For anyone interested, I've written a parallel SHA-256 implementation for the QPU:
https://github.com/elorimer/rpi-playground
It does about 3.1 Mh/s (single-block hash) at about 93% efficiency (IPC) which makes it 14.6x faster than the CPU reference implementation. (Which is probably saying at least as much about how slow the CPU is ...). Considering that only about half the QPU gets used (the SHA-256 operations are heavy on the add pipe operations and really can't make use of the multiply operations), that's pretty respectable.
I have no interest in BTC mining but if someone else wants to try to integrate it, feel free. (Obviously, the hash rate would be significantly lower - at least half).

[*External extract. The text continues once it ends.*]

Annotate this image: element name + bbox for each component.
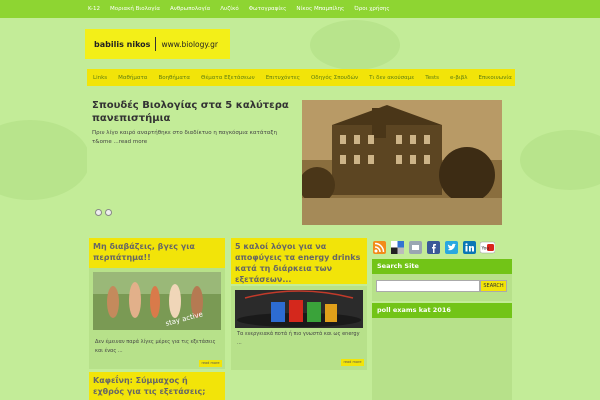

Since chunks of optimized assembly are often hard to work with and understand, I've also started a series of blog articles on the QPUs and optimization. I certainly made some false starts along the way and I was planning to highlight a few of those as well as walk through the process and optimizations. The first three articles are up:
http://rpiplayground.wordpress.com/
We'll see if I can actually finish the series ...
In my opinion, the QPUs are the most interesting part of the Pi and have a lot of (advanced) educational potential to learn how a GPU architecture works at a low level and it would be great to get more people interested and, hopefully, having some more accessible documentation might help.